At a CES panel, CISA director Jen Easterly sounded the alarm on the current state of cybersecurity in the U.S. “We cannot accept that ten years from now it will be the same or worse than it is now,” she said. “All the critical infrastructure we rely on is underpinned by a technology base that was created in an insecure way.” As head of the Cybersecurity and Infrastructure Security Agency, Easterly is in a position to assess the coming damage, projected to be $8 trillion this year. Moderator Rajeev Chand, Wing Venture Capital partner led Easterly and CrowdStrike chief executive George Kurtz in a discussion on how to halt the increase of cyber-insecurity.

Kurtz identified poor passwords and “the Achilles heel of backwards compatibility” for creating “gaps” enabling cybercrime. “The curve of technology from version 1.0 to 2.0 and beyond creates gaps because so many older versions remain out there,” he said. “We’re dealing with very insecure protocols to support backwards compatibility with them.”

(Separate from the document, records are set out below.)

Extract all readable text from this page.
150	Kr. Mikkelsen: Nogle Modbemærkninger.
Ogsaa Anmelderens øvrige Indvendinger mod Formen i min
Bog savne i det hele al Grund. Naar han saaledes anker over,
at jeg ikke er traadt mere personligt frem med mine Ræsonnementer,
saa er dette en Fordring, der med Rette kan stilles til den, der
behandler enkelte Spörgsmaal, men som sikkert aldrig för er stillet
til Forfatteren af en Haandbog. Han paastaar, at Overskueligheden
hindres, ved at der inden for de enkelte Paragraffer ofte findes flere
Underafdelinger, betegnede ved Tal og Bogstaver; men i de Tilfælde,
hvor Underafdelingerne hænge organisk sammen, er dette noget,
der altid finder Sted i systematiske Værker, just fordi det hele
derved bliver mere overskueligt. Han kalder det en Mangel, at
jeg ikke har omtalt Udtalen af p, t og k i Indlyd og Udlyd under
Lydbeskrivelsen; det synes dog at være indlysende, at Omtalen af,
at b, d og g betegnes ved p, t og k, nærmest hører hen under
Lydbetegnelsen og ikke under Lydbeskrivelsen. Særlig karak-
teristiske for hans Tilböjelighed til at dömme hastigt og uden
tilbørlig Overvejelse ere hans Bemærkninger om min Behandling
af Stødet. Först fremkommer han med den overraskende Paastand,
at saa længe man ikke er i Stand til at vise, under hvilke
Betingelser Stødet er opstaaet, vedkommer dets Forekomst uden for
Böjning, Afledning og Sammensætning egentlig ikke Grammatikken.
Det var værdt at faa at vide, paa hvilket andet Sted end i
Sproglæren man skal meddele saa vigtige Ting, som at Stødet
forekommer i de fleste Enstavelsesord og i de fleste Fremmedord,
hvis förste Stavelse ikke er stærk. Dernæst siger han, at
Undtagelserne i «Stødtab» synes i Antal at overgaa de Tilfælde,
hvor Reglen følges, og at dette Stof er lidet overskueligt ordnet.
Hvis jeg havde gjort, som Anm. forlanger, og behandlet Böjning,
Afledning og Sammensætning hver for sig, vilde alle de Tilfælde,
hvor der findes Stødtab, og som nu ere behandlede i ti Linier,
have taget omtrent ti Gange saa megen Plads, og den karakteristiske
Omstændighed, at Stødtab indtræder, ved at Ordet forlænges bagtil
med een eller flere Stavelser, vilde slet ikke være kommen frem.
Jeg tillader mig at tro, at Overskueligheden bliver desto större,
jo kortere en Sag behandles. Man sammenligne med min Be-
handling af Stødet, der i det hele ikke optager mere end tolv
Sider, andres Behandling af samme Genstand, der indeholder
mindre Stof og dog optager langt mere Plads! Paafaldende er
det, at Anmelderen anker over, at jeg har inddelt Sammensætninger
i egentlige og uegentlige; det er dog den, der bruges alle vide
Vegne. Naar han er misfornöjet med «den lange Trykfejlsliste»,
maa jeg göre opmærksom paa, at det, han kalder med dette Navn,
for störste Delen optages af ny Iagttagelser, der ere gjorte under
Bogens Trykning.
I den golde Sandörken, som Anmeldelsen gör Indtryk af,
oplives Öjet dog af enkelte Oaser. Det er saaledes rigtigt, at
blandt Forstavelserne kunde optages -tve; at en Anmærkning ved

When Chand asked about the state of preparedness among big companies, Kurtz replied that it depends on the business sector. “Finance companies and others that are regulated have much better preparedness,” he said. “But if it’s a cost-constrained business, it’s harder to spend the money.”

For that reason, CISA is focused on getting C-Suite executives and boards of directors to “really embrace cybersecurity as a matter of good corporate policy”

“We have to think of it as a persistent, transparent relationship between corporation and government,” Easterly said, noting the importance of a shift to “secure-by-design” products. “Decades of insecure design of technology is a fundamental safety issue,” she said. “We’ve accepted that software is developed with all kinds of flaws and we haven’t incentivized companies to keep it safe. This is a serious responsibility that companies need to take, and we can’t let tech off the hook.”

Kurtz concurred with Easterly’s assessment. “A lot of companies at CES are at the leading edge of technology innovation but at the low end of cybersecurity,” he said. “Problems exist if there is an imbalance.” Although Easterly emphasized that, “consumers need to know what is in their technology,” Kurtz countered that, “consumers shouldn’t have to think about security.”

“If you put the onus on the consumer, you’ve already lost,” he suggested.

Easterly agreed. “We put the burden of safety on consumers who least understand the threat and have the ability to defend themselves,” she said. “It’s about how we build the technology that’s the most secure out of the box. And chief executives and boards are responsible for cyber risk.”